Today was going-home day.
It seems there was a mild storm last night; I was awakened several times by the noise of the wind-driven rain beating on the roof, and on the highway I passed a couple of cleanup crews dealing with fallen trees and road floods due to blocked drainage pipes.
Went back to The Schooner for breakfast (not bad, but the portions were small for the price). Also went back to The Common Loaf to get some snacks for the road, and was shocked to find an item they called “No-Bake Cookie” that is almost identical with my family dessert recipe we call “Fudgies”. I got one for comparison – yup, perhaps a little sweeter but the same stuff. Now I need to ask my parents about the origin of the recipe.
Made a brief stop at Long Beach again to get a last whiff of sea air, then hit the road.
The road between the coast and Port Alberni is a bit dangerous. I wouldn’t say it’s as twisty or scary as that infamous stretch near Golden, but it does twist up and down as well as left to right, making visibility very poor. The twistiness goes on for a much greater distance as well, and there is one point where the road really narrows – sheer drop on one side with only a small guard wall, and sheer cliff upwards on the other side, with the rock face actually intruding onto the road a bit. If you’re careless you could scrape off your passenger-side mirror on the rocks without leaving your lane. Also with the heavy rains last night there were waterfalls falling right into the road.
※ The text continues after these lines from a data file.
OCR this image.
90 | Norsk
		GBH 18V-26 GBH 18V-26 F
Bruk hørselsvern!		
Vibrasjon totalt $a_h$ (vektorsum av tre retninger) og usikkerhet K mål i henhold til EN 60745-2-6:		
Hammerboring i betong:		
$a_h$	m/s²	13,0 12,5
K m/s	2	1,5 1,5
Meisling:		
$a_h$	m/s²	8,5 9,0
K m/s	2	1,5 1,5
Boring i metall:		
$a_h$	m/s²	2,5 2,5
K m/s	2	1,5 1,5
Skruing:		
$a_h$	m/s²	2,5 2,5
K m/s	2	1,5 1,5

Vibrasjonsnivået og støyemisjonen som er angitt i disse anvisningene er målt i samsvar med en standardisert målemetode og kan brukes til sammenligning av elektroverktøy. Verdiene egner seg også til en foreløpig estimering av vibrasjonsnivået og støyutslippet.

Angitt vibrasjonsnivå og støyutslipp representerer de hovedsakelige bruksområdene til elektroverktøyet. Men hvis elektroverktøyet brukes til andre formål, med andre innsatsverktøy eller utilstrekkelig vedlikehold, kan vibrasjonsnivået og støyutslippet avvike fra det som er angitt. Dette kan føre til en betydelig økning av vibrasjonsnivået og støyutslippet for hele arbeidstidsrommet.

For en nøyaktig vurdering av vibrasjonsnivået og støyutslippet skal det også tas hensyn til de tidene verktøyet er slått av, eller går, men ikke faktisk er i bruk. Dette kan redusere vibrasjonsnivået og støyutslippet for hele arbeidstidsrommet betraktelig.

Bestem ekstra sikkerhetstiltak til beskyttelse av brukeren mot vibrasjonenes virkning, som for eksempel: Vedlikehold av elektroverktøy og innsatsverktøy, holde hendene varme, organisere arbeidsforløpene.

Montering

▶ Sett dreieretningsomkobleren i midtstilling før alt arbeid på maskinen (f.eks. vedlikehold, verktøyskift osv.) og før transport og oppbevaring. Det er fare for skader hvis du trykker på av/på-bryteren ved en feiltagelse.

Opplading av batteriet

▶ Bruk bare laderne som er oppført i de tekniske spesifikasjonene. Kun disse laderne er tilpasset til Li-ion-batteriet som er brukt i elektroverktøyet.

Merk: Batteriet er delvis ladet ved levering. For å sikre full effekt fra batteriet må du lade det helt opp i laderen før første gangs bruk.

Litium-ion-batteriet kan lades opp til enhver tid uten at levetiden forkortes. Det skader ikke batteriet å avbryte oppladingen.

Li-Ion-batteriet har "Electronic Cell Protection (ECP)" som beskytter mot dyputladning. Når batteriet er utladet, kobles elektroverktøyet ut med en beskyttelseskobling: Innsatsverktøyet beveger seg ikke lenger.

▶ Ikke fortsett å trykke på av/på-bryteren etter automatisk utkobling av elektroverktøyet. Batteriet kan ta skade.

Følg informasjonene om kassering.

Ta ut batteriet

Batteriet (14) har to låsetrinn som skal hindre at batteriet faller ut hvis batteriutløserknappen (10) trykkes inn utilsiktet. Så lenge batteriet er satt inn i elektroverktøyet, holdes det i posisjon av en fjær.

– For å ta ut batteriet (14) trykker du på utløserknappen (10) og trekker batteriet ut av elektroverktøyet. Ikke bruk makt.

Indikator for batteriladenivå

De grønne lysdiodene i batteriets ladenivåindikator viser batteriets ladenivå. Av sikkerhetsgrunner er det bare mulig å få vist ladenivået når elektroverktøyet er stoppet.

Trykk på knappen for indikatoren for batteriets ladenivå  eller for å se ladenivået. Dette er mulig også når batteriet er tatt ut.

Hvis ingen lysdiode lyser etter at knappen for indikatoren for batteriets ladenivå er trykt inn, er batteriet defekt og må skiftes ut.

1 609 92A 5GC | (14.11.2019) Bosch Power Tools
I like it.
Stopped at Cathedral Grove on the way back – see my 365 entry for today for the best picture I got there. Also stopped at Qualicum Falls, but it wasn’t all that impressive.
The meat of the day was stopping at Coombs – the place everyone knows as “goats on the roof” because there are goats on the roof of one of the tourist traps there. This place and I have history. (So, it emerged at breakfast last Sunday, does Jean-Luc, but a different kind of history).
So, way back when I was in my early teens and we had just moved to the farm in Manitoba, my mother had a friend in the homeschooling community we’ll call L. L., her husband and kids lived near Winnipeg and we visited them several times. At some point L divorced that man and married another, and moved out to a piece of land right near Coombs. L. had recently started a home business making and selling rubber stamps, and was going to set up a booth near the tourist trap above to sell them. It wasn’t in the goat building (right) but beside it – I can’t recall if it was in the area immedately left and behind the goat place in the above picture, or the one half a block down. They were building an outdoor mini-mall in a fake western town style and that’s where this booth was going to be. That particular structure is gone now but has been replaced with another pretty much the same by the looks of it.
Anyway, L. needed help manning the booth and invited my mother to come out and do it part-time for pay, room provided in a trailer on-site. For reasons I don’t entirely recall we went along with the idea. It didn’t pan out. After a month we left, and that kind of killed the friendship between my mother and L. (Small world department though – I recently found one of L.’s kids working at the same place I do.)
I remember that month being one of extreme deprivation; the only thing I had been able to bring with me was my recently completed collection of New Mutants back-issues (re-read many times), and it was just about impossible to wring any money for the local arcade since funds were extremely tight. I did though, and spent every moment I could playing Trojan and Bad Dudes. Sometimes we went to visit L. at her place and I got to play Pitfall II on their VCS or look at their largely useless Coleco Adam (it had Buck Rogers: Planet of Zoom, but that’s not much of a game compared to Pitfall). Yeah, I did a lot of playing Pitfall II – great game.
So that’s my history with Coombs. A month of boredom and tension over quarters, punctuated by the occasional burst of gaming.
The goat building at the time was pretending to be a vendor of local arts and crafts, but was mostly filled with fake imported arts and crafts. Today they seem to have given up pretending – half the store is still imported crap, and the rest is now a food market. Otherwise it’s quite similar to before. Also the trailer we were staying in is now gone; it was in bad shape at the time anyway.
Proceeded to Nanaimo to catch the ferry home. Because of the way I (and, it turns out, a co-worker) got burned by the ferry service this week, last night I had made reservations for the 7pm boat so I’d be able to take my time arriving and maybe look around a bit in Nanaimo. As it turned out, I arrived in time for the 5pm boat and decided to take it. Uneventful cruise (though a bit chilly and very, very windy out on deck) and then a short drive and I was home. Vacation ENDS!
I had a good time. It was nice to get some solitude and break the chains of routine and city life for a while, but at the same time I realized there is something to be said for traveling with company; some of the excitement of travel only emerges if you share it at the time.